Let’s get serious, people!
Use some different words. We arguably have too many words in the English language for our speech to become overseasoned with filler words—and, thankfully, an abundance of resources with which to access this lexical bounty. Could the speakers just be blissfully unaware of their grammatical transgressions? Or if aware, just too lazy to remedy their shortcomings?
The other day, I was listening to a podcast hosted by two individuals. (This podcast shall remain nameless.) Two guests were invited to join the hosts in discussing a bevy of topics including sex, relationship advice, booze, and artificial intelligence—not necessarily in that order. And one guest, in particular, could be accused of dereliction of grammatical decency so heinous as to make a case for eugenics nominally more compelling. [Insert sinister laughter.]
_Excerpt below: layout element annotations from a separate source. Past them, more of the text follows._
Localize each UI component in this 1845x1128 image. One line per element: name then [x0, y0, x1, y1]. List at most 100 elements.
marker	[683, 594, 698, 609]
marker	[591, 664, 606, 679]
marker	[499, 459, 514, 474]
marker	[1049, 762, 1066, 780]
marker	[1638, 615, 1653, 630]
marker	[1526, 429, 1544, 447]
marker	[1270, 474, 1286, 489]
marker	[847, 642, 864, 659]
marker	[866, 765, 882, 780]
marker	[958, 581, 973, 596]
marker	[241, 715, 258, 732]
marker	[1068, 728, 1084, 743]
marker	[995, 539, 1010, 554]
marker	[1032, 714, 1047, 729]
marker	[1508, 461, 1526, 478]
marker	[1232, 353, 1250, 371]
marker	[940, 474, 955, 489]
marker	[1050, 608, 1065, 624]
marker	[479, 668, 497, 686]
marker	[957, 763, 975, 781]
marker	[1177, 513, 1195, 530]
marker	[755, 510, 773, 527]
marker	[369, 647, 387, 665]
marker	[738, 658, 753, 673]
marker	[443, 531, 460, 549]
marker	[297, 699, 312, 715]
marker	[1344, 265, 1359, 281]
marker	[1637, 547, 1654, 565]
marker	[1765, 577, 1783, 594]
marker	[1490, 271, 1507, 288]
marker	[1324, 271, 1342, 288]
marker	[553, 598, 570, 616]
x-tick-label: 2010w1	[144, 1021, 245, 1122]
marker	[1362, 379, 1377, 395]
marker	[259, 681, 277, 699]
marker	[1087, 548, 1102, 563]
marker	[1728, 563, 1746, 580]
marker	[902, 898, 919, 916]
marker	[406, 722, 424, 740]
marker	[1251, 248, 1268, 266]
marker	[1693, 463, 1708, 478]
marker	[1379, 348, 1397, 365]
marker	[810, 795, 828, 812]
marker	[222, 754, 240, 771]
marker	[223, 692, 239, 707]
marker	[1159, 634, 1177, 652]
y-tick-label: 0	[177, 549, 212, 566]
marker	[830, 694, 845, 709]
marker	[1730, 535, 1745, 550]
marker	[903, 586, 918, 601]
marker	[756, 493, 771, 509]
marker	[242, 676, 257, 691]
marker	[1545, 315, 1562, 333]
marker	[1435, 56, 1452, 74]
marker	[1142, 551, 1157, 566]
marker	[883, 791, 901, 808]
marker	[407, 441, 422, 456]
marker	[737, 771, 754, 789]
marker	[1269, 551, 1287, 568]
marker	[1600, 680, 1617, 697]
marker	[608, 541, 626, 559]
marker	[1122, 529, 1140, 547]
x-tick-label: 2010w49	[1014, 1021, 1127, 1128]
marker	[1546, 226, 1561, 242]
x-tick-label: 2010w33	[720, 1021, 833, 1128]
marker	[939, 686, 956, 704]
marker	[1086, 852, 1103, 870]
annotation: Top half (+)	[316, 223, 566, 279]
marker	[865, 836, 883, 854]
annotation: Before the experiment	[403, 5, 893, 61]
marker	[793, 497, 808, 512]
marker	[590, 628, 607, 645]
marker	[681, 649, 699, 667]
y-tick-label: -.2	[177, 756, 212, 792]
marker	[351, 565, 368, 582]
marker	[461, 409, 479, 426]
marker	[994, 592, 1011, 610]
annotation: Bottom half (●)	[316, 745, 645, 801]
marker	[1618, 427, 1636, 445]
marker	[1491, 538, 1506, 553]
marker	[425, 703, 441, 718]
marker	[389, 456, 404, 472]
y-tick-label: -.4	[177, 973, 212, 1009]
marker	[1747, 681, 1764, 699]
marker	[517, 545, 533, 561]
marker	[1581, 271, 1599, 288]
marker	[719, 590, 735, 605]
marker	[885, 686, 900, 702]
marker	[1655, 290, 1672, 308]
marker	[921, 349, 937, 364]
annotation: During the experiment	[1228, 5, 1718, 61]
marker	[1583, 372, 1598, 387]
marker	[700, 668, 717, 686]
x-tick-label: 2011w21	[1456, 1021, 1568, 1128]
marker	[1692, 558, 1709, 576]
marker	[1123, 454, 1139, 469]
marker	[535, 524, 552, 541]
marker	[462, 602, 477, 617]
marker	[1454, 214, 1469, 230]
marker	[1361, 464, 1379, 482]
I am almost inclined to demand financial restitution for the auricular carnage my eardrums were subjected to that day. From the moment words spewed out of this mortal’s mouth, I recoiled in terror. Behold:
“I’ve also said this before but I was like, you gained emotional maturity at, like, a rather young age, like, cuz I was, like, just me and the chaos of high school and I feel like a lot of people with, like, high school, like, you know, dating and any of that, like, making a conscious choice to be, like…” [All emphases are mine]
That nauseating drivel continues—if you can imagine that nightmare—for several more minutes, sluggishly approaching a point I was no longer interested in. I bolded the only conventionally acceptable use of “like” among that vomitous word salad, and underlined another oft-used filler. The hour-long podcast became increasingly more painful with each successive opportunity the repugnant speaker was allowed mic time. The dialogue was so offensive I even reconsidered my allegiance to the podcast, my finger floating precariously above the ‘Unsubscribe’ button.
I make it my goal to point out these verbal tics in my friends and family (and sometimes coworkers); I find it humorous how self-conscious they become. But I do it with their betterment in mind to ultimately encourage the desuetude of filler words. Important points get buried in a litany of white noise rendering normal conversation ponderous and difficult to follow. And forget interviews and public speaking events! My personal hell would most certainly include buffoons clad in panda costumes ladling the putrid, chunky gravy that is filler words upon every sentence, spoiling discourse for all time.